Langsung ke konten utama

Manufaktur Plastik Berbasis CO2 Upaya Menggurangi Konsumsi Minyak Bumi

loading...
bisnis online

(KeSimpulan) Menggunakan teknologi yang dikembangkan di Cornell University, Novomer mendapatkan dana tambahan untuk mengembangkan suatu proses manufaktur plastik yang hanya memerlukan lebih sedikit minyak dengan melipat dalam karbon dioksida. Plastik adalah produk fantastis, tapi dibutuhkan banyak sekali minyak bumi untuk membuatnya. Dengan demikian, upaya untuk mengurangi penggunaan minyak, antara lain industri bioplastics yang mengkhususkan diri dalam pembuatan plastik yang mengandalkan lebih sedikit kebutuhan pada minyak sebagai bahan baku dan lebih pada biomassa, karbon dioksida, atau bahkan mikro organisme seperti Escherichia coli.

Upaya-upaya para peneliti dari Cornell mendapat dorongan di Ithaca, NY basis Novomer, Inc, yang mengumumkan dana sebesar US$800.000 dari New York State Energy Research and Development Authority (NYSERDA) untuk mulai mengkomersilkan material polypropylene carbonate (PPC) yang menggunakan kombinasi CO2 dan minyak bumi.

Mike Slowik, manajer dari Novomer strategic planning and analysis mengatakan bahwa menambahkan CO2 maka Novomer menggunakan sebanyak setengah minyak untuk membuat plastik konvensional. Plastik konvensional termasuk polystyrene (digunakan untuk membuat kemasan busa) dan polycarbonate (untuk compact disc dan kacamata). Proses kerja Novomer dengan menggunakan sebuah seng berbasis katalis untuk mendapat produk lingkungan seperti CO2 ke epoxides cair (ether yang sangat reaktif) dalam sebuah reaktor untuk menghasilkan hasil yang sama seperti pressure cooker, meskipun dengan lebih sedikit energi yang diperlukan dalam hal suhu dan tekanan.

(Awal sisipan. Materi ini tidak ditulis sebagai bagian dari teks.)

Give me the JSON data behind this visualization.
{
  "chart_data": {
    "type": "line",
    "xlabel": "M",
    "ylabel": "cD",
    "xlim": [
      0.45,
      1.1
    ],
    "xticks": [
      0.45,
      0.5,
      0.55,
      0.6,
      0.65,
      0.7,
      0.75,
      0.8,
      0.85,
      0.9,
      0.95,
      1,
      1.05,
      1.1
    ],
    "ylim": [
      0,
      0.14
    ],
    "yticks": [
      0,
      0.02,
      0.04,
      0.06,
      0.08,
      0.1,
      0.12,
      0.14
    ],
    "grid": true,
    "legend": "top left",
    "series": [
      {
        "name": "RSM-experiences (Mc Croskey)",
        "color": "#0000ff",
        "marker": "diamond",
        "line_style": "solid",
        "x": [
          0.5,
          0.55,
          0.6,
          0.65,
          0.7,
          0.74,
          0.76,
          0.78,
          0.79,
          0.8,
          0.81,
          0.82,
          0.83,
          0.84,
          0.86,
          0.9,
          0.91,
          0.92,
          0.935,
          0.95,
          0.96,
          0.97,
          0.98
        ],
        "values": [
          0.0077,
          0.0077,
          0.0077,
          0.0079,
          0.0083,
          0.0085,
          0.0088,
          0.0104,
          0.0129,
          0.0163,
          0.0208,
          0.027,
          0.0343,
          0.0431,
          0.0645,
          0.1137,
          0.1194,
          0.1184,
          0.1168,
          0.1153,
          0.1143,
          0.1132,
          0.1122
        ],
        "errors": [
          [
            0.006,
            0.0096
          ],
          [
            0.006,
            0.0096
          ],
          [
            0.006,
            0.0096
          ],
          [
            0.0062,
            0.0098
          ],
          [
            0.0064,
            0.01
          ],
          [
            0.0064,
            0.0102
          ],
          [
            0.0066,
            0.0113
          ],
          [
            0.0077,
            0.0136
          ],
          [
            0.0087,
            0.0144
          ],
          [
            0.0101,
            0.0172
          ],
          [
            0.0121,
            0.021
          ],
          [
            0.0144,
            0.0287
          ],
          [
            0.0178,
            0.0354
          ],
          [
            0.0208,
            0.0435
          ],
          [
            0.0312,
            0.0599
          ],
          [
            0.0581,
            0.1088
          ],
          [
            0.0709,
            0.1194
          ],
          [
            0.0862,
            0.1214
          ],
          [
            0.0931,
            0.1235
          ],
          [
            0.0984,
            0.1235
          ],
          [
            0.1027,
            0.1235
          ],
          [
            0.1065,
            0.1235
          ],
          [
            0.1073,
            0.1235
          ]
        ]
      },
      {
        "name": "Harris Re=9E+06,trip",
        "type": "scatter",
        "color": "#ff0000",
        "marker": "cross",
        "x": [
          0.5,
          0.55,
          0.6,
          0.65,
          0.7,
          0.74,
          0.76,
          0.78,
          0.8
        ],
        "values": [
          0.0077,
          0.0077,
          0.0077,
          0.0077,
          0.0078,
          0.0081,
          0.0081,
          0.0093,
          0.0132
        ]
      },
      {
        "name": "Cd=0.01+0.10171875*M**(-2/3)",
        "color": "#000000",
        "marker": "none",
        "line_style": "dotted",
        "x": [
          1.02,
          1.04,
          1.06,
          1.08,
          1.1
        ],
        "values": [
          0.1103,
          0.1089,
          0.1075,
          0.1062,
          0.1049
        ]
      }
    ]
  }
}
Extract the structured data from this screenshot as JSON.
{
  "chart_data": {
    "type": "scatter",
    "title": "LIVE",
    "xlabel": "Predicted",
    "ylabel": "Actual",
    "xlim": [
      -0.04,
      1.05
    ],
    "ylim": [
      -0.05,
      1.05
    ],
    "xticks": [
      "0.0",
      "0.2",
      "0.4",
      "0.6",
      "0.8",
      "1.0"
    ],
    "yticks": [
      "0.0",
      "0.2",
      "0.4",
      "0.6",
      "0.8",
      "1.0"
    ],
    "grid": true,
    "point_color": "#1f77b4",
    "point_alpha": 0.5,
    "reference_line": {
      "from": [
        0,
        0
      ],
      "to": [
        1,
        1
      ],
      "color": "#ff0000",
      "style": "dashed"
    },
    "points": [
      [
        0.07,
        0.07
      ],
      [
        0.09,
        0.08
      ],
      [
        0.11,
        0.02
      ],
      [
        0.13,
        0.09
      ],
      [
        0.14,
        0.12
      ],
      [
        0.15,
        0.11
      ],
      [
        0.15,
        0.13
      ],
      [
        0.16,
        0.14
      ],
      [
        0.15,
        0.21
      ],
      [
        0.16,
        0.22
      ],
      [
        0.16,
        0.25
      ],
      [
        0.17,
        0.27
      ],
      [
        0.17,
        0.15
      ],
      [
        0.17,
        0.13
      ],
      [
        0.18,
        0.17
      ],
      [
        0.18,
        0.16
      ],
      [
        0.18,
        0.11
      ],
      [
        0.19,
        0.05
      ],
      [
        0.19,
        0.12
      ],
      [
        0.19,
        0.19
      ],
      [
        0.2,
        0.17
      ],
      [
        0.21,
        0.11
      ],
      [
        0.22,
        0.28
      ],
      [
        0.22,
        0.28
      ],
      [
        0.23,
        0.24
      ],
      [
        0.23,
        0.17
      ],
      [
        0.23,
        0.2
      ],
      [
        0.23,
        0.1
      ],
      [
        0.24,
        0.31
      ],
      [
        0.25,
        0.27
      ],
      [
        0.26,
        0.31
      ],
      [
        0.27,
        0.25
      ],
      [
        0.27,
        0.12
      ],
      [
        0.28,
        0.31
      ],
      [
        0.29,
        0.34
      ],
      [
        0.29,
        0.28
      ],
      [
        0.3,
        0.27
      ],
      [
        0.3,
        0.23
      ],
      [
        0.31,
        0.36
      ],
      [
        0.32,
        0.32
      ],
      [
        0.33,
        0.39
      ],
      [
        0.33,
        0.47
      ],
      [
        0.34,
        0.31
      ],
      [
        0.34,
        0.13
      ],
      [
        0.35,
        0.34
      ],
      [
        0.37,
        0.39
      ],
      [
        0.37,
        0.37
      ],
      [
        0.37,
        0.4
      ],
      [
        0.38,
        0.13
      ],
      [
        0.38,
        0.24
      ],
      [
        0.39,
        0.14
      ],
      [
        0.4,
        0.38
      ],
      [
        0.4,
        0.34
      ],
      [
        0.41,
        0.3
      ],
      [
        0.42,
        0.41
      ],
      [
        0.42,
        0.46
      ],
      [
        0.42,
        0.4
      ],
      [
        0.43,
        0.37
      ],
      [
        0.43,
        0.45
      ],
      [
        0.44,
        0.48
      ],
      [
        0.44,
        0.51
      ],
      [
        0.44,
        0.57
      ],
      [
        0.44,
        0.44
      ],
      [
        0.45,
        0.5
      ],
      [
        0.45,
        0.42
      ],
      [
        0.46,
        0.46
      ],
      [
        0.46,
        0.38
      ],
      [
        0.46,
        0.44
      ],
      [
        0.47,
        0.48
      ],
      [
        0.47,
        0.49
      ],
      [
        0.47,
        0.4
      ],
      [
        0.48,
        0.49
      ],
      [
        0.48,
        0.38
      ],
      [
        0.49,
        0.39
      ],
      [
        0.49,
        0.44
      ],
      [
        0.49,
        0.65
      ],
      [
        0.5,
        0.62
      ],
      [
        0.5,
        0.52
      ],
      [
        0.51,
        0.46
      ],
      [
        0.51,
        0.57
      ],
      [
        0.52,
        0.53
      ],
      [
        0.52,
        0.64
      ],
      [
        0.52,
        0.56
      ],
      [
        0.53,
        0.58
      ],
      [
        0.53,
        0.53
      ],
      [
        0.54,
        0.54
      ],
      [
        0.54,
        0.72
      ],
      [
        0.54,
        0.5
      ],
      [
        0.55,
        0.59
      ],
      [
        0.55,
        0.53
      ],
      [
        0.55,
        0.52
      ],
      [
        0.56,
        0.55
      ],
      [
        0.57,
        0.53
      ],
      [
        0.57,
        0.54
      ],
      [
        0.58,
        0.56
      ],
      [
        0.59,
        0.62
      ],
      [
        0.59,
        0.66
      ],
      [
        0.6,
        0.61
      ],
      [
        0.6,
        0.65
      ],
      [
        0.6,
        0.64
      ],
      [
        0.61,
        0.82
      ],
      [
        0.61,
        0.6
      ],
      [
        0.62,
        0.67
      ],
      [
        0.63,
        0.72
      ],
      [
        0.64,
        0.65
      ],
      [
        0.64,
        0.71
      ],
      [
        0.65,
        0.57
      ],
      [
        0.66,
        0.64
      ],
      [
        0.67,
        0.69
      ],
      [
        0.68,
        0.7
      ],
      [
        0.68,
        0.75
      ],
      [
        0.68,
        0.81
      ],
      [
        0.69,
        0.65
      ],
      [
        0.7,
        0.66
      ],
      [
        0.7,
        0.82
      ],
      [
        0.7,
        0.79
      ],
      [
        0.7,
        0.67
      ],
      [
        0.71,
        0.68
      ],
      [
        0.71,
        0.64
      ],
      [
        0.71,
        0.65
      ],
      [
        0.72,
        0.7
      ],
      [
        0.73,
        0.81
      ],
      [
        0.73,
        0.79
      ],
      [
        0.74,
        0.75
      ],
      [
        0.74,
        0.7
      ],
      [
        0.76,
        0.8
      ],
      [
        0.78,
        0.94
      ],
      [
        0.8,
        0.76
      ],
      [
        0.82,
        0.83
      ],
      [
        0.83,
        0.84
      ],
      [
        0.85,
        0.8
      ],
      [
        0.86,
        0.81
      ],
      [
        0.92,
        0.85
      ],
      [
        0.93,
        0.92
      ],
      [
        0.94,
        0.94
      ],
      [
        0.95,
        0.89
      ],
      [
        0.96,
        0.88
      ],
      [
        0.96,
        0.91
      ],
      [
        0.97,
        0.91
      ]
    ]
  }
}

Material yang dihasilkan adalah cairan seperti madu dimana perusahaan dapat menggunakan untuk membuat produk plastik, termasuk botol atau kemasan pembungkus transparan. Kodak Specialty Chemicals bersama dengan Rochester Institute of Technology merencanakan untuk menyediakan Novomer dengan peralatan dan fasilitas yang diperlukan untuk meningkatkan produksi. Slowik mengatakan, dengan bantuan Kodak, Novomer telah mampu membuat batch sampel hingga 14 kilogram pada sekali waktu. Tujuan jangka panjang Novomer adalah mendapatkan tambahan produsen besar untuk menggunakan polimer berbasis CO2 dalam produk plastik yang mereka buat dan menjualnya.

NYSERDA memetakan korporasi yang mempromosikan riset dan pengembangan yang bertujuan mengurangi Negara Bagian New York atas ketergantungan pada minyak bumi, Novomer mulai bekerja pada bulan Desember 2008 dalam sebuah studi kelayakan dana US$150.000. Hasil meyakinkan Novomer untuk bergerak maju dengan bekerja mengembangkan katalis kimia yang digunakan untuk membuat bahan PPC yang dapat diproduksi menggunakan manufaktur dengan biaya yang kompetitif plastik berbasis minyak bumi.

Menurut juru bicara Colleen Ryan, NYSERDA mempertimbangkan sejumlah proyek yang bertujuan mengembangkan, membuktikan atau mengkomersilkan teknologi baru hemat energi untuk digunakan dalam proses industri manufaktur dan sektor pertanian sebelum memilih Novomer. "Dengan sekitar 10 persen dari seluruh minyak mentah dan gas alam di AS digunakan untuk pembuatan plastik, manfaat PPC Novemer yang diperdagangkan tidak hanya untuk solusi yang lebih hijau bila dibandingkan dengan bahan-bahan saat ini. Juga lebih rendah biaya dan menawarkan kinerja yang lebih tinggi untuk banyak aplikasi," kata Ryan.

bisnis online
Ikuti sains dan teknologi terkini di: Laporan Penelitian. Update via: Google+ Twitter Facebook Pinterest YouTube
Kesimpulan.com menerima konten tentang teknologi, sains, lingkungan dan bisnis dari siapa saja. Kami siap untuk publikasi dan press release. Informasi lanjut kunjungi laman ini.